Вера Сергеевна глядела ей вслед, чувствуя, как теплая волна нежности заполняет ее сердце. Баба Маня, баба Маня… Что б она без нее делала? Особенно полгода назад, когда только приехала в Снегиревку.
«…Я люблю тебя, — сказал Виктор, — если б ты знала, как я тебя люблю! Больше неба, больше солнца, больше себя самого, но ребенок тебе сейчас совсем ни к чему». Он так и сказал: не «нам», а «тебе»…
Все завертелось, поплыло у нее перед глазами: деревья парка, огни фонарей, бронзовый олень с ветвистыми рогами.
Здесь они обычно встречались — в городском саду, у оленя, и Вера почти бежала с работы, чтобы сказать Виктору то, что она готова была выпалить первому встречному и лишь с трудом сдерживалась: у них будет ребенок! Сын, дочка — все равно, лишь бы глазенки у него были чуть-чуть вкось, как у Виктора. Это нисколько его не портит, скорей наоборот, к тому же для других это совсем незаметно. Это видно только тогда, когда смотришь близко — глаза в глаза.
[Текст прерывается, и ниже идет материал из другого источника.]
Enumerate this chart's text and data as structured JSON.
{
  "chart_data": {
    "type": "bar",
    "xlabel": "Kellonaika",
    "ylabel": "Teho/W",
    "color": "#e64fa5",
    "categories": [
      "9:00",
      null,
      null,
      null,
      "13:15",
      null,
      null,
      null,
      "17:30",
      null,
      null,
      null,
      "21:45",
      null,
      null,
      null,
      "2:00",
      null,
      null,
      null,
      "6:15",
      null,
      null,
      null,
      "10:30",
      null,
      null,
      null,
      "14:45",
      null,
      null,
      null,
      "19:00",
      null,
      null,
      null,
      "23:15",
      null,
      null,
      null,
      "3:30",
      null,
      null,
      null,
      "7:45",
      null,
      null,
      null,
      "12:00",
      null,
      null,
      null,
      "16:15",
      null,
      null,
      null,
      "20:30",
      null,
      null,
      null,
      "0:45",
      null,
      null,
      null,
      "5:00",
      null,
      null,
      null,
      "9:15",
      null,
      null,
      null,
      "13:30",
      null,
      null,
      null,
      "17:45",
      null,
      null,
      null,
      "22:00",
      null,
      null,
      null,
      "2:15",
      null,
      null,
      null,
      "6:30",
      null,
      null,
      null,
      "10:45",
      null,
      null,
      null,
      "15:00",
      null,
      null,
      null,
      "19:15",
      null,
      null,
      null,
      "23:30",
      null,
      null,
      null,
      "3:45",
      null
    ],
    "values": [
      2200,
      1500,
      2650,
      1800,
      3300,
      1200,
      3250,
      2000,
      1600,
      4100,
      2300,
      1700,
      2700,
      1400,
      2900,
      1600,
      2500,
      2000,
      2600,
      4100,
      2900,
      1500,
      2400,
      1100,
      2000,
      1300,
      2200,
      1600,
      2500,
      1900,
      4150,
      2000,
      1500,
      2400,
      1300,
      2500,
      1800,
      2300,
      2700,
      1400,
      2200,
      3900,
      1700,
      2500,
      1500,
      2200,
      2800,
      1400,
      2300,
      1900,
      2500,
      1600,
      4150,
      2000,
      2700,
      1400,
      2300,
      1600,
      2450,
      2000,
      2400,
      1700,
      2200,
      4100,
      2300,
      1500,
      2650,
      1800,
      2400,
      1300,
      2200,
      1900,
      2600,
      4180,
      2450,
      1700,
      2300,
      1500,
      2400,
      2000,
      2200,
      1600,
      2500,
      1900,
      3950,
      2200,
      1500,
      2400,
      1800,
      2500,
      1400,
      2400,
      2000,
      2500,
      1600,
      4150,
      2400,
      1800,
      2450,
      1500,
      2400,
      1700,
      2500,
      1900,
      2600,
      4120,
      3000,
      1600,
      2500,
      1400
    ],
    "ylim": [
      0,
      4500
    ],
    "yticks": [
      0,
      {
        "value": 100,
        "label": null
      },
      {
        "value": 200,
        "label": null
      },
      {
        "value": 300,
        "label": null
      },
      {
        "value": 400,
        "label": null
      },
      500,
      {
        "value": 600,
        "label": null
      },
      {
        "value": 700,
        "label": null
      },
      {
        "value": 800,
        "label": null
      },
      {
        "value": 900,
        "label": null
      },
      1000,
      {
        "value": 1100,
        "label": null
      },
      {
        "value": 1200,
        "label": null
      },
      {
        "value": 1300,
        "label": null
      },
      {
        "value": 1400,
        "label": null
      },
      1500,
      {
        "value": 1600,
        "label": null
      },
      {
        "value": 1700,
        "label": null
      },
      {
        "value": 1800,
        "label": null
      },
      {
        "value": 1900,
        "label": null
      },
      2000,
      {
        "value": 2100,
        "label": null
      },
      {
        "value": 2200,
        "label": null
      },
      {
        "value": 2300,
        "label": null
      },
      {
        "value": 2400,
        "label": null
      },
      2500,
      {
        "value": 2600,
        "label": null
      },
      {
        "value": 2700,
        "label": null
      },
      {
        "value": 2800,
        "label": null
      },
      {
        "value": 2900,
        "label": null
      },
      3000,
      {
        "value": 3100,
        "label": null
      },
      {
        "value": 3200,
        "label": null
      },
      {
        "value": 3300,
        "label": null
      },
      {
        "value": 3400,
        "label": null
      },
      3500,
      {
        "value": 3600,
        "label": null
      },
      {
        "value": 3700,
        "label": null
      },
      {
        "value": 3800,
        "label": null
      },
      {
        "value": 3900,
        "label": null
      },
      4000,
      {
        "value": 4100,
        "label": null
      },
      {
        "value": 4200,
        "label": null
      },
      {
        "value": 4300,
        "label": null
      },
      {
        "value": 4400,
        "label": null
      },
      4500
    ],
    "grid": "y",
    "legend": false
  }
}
Они встретились у бронзового оленя, у которого бока были вытерты до огненного блеска, и Вера тут же, еще запыхавшись от быстрой ходьбы, выпалила:
— У нас будет ребенок!
Ей нужно было тогда только одно, чтоб Виктор разделил с ней ее радость. Эта радость была так велика, что не вмещалась в ней и рвалась наружу, А Виктор сказал:
— Сейчас тебе ребенок совсем ни к чему.
Бронзовый олень взмахнул своими ветвистыми рогами и опрокинулся наземь, хотя вытертые до блеска бока все еще продолжали гореть и слепить глаза.
Виктор подхватил ее, усадил на скамейку и тут же, на виду у всех, стал целовать ей руки.
— Тебе плохо, да? Вот видишь… Милая, желанная, тебе уже сейчас плохо, а что будет потом? Ты слышишь меня, слышишь?
Она не слышала, не хотела ни слышать ничего, ни знать.
Зато она до сих пор слышит резкий стук каблуков по деревянной рассохшейся лестнице…
Больница стояла на пригорке, и, чтобы выйти на дорогу, нужно было спуститься вниз по деревянной лестнице. Правда, можно было пройти парадным входом прямо на шоссе, но Вере казалось, что каждый встречный увидит на ее лице то, что она сделала. «Убийца, — говорила она себе, — ты убила его, не дав возможности даже родиться. Убийца!»